Showing posts with label Allergies. Show all posts
Showing posts with label Allergies. Show all posts

Wednesday, January 29, 2020

Allergies


I’ve been plagued by allergies for most of my life. Anyone who’s ever seen me suffer through an outbreak of hives, especially in those early ones, understands what I mean when I say plagued.

The first, and the worst, was in Grade 5, in the spring, just before our school celebrated some sort of Chinese festival. We’d spent weeks preparing for it (I have no idea how long we prepared for it, but we’d begun before I was stricken, and I was still stricken when the celebration was complete) when one weekend morning I woke to horrible itching. I scratched to no relief, and when I finally found myself in front of a mirror, was horrified by the angry red welts covering my face, rendering me somewhat unrecognizable. I called out to my mother in a panic, and her reaction to my new look was less than comforting. Further inspection confirmed the presence of hives everywhere, some small and round and only beginning to blossom; others mature, fully grown, and in all manner of shape, soon to be subsumed again within the confines of my skin. About three and a half weeks would pass before I was free of them, but not before my hands had swollen to the point where I could not even bend my fingers, my feet so bloated and sensitive to touch that I could not even walk, reduced to crawling about. Worse still was the blow to my vanity: the hives never left my face, painfully altering my features in some new caricature of self from first to last day. Begging sickness and hiding from view, I missed the entire festival, including the much anticipated Chinese food feast. Mr. Litchfield made a special trip to my house that day, carrying with him enough food for my whole family. I was thrilled, but I also refusing to come to the door until he’d left. My mother would have none of that, coaxing me from hiding to thank Mr. Litchfield for his kindness. Mr. Litchfield treated my fragile vanity with more tact than I thought anyone could muster, and never once showed any of the shock or loathing I’d expected.

Testing was prescribed. I was instructed to abstain from those things I was exposed to most often...to see what might happen, or not. Then the day arrived. The allergist had arrived and inked my arms with numbers, and over each was scratched an oil, an extract of some fruit or vegetable, some dust or dander, some sap or some some-such. I can’t say how many allergens were exposed, but there were certainly enough, including dog dander. I had to abstain from those things, which apparently was to include exposure to dog dander. There was some deliberation about what to do with Cookie, our dog. I would have nothing to do with being rid of her. She was an integral part of my existence.

Monthly shots were prescribed, not that I believe ever had any effect in halting, or even lessening the effects of further outbreaks, whatsoever.

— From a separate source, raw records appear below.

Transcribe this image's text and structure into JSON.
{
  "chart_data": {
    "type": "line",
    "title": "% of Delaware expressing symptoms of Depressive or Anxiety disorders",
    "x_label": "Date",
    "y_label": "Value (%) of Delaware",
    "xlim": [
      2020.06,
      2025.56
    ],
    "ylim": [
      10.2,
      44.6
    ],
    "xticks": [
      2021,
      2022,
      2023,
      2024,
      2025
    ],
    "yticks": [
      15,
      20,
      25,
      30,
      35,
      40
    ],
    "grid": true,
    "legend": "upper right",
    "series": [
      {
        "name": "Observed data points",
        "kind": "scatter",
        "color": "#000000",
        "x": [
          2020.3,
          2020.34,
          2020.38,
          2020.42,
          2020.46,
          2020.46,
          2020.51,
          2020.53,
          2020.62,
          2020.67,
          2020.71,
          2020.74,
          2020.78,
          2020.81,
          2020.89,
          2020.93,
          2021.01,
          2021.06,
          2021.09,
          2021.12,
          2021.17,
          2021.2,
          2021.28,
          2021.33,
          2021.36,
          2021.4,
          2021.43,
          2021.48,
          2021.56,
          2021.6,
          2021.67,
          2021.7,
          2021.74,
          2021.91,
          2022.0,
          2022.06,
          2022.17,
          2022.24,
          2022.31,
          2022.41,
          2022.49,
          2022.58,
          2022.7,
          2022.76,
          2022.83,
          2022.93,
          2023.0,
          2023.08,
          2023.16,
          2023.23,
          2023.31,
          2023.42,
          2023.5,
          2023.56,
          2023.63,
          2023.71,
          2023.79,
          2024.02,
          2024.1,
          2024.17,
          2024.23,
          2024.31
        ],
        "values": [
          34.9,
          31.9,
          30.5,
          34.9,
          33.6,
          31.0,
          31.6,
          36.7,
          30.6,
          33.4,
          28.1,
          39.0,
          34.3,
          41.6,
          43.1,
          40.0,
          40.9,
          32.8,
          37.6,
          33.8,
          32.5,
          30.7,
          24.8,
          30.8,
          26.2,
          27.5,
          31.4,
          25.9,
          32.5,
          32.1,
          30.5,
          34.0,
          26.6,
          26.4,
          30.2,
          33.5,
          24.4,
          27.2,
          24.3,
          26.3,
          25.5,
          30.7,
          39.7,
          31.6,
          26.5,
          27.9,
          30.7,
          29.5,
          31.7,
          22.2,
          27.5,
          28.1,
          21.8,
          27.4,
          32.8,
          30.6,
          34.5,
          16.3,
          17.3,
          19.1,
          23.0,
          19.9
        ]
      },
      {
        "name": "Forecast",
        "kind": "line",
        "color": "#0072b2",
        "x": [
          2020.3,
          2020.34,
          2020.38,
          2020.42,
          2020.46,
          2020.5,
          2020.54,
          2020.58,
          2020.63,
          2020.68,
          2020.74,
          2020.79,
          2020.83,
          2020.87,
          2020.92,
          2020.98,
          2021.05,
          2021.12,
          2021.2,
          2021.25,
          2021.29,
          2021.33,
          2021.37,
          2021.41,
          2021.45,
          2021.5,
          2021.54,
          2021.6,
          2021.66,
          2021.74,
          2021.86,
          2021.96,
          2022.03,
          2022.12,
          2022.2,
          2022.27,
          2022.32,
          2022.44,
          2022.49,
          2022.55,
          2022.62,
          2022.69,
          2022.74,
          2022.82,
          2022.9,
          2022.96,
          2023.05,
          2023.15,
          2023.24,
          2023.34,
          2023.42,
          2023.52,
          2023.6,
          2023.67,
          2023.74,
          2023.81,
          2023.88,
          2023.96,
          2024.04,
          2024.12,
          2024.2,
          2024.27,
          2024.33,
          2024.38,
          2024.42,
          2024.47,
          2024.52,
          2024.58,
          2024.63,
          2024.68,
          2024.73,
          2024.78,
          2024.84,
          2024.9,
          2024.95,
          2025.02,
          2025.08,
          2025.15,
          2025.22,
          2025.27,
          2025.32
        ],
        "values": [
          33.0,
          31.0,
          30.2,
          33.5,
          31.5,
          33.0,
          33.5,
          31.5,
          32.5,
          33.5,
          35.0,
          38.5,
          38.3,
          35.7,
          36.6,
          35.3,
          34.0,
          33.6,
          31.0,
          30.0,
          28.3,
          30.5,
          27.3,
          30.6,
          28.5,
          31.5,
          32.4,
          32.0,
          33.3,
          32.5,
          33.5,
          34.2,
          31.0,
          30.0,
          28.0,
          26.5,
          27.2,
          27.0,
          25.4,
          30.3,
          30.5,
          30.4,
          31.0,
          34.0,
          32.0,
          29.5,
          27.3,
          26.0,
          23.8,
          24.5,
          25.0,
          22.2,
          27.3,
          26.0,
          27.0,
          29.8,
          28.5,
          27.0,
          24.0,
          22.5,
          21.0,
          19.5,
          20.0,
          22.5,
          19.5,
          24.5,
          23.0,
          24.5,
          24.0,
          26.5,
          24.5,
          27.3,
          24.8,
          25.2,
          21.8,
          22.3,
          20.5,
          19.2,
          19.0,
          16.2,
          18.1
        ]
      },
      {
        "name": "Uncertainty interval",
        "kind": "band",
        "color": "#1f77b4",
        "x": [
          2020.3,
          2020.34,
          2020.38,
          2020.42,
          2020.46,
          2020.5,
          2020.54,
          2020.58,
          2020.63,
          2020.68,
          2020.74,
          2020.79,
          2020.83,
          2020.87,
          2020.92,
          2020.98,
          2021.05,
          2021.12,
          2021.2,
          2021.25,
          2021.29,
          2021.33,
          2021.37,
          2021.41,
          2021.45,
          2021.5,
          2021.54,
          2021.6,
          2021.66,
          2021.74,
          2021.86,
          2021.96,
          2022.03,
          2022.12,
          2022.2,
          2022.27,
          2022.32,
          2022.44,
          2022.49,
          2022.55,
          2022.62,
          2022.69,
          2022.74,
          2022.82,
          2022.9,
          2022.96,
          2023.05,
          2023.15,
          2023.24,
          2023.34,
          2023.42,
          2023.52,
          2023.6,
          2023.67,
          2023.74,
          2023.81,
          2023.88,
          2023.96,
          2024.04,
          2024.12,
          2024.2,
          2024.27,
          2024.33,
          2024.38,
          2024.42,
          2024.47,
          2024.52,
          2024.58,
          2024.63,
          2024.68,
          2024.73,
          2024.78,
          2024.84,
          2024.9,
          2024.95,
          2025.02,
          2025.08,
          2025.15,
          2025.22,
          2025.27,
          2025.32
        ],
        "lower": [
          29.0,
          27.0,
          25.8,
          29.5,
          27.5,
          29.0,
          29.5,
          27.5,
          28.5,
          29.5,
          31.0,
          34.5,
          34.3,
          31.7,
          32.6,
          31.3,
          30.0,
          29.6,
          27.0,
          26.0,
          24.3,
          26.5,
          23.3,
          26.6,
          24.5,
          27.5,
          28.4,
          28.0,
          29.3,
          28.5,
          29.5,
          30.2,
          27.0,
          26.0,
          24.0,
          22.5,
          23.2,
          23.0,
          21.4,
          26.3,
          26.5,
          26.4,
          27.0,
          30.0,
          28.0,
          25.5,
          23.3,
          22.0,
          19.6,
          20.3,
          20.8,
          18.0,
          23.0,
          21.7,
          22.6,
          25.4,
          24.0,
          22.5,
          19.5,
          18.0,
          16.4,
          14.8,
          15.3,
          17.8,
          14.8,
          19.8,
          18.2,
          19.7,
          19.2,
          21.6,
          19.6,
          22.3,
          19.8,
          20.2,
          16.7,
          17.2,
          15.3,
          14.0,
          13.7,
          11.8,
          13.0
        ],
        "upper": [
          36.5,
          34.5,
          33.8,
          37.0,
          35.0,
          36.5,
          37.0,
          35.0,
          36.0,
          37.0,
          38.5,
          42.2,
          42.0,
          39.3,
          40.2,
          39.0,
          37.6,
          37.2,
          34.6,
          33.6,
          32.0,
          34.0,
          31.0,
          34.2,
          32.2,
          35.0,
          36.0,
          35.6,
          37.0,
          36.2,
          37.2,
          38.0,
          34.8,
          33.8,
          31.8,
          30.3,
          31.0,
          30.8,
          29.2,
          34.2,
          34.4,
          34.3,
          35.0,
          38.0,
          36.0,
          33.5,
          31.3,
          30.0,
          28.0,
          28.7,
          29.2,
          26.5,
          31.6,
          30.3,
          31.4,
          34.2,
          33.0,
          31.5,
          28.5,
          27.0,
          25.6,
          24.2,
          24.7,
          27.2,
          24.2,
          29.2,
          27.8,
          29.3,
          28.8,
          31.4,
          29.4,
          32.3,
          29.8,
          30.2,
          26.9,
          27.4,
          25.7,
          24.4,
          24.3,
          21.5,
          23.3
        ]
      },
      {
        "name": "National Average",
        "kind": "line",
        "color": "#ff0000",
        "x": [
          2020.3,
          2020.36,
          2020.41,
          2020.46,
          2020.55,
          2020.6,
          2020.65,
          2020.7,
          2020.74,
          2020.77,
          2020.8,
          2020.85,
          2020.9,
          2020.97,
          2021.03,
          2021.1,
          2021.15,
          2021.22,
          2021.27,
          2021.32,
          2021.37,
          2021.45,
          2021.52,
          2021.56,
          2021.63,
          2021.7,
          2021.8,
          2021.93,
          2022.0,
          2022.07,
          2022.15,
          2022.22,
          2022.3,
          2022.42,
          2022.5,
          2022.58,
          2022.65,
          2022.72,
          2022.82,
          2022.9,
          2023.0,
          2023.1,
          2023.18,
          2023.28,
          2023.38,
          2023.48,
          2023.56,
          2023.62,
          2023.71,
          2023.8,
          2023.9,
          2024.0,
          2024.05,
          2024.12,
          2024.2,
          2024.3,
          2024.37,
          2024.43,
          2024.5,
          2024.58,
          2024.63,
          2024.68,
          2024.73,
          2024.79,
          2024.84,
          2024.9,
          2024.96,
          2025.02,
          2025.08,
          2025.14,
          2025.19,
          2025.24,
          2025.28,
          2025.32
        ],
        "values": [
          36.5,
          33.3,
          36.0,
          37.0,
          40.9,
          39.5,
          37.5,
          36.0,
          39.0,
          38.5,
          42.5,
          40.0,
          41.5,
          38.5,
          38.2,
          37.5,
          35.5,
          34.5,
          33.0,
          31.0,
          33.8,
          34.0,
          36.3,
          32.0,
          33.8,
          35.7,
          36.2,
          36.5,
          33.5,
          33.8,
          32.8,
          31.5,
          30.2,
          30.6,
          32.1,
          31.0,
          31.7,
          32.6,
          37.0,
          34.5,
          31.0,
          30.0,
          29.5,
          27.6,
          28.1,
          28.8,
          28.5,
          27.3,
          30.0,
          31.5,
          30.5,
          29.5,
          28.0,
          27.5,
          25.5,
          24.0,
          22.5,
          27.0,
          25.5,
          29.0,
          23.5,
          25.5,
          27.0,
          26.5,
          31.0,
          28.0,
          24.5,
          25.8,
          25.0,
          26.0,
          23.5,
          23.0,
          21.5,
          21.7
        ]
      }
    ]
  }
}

So, further outbreaks followed, and were endured. Once, when renovations were again in full swing at the Hart Street house (still some years before the addition), I was sleeping in the basement, as my bedroom was reeking of paint, the red decorations poised to be put in place. Upon waking, I climbed the stairs to wash my face, which was feeling unusually tight, just then. I gazed down the upstairs hall and wondered, in my morning confusion, who the kid was down the hall. My heart skipped a beat upon recognition. It was me. It was my reflection in a mirror set out and leaning against the far wall. My face was in such a state as to render me unrecognizable, even to myself.

I learned, in time, to take the shock I would see in others’ faces in stride. I had no choice, I could not hide away from the world for a month at a time, two or three times a year.

But it did get better. Years found the outbreaks lesser, and in time infrequent.

I learned an important lesson throughout those ensuing years. Most people have difficulty with deformity, in whatever form it may exhibit itself. They retreat from it. And from the person. Dealing with that hardens one’s soul.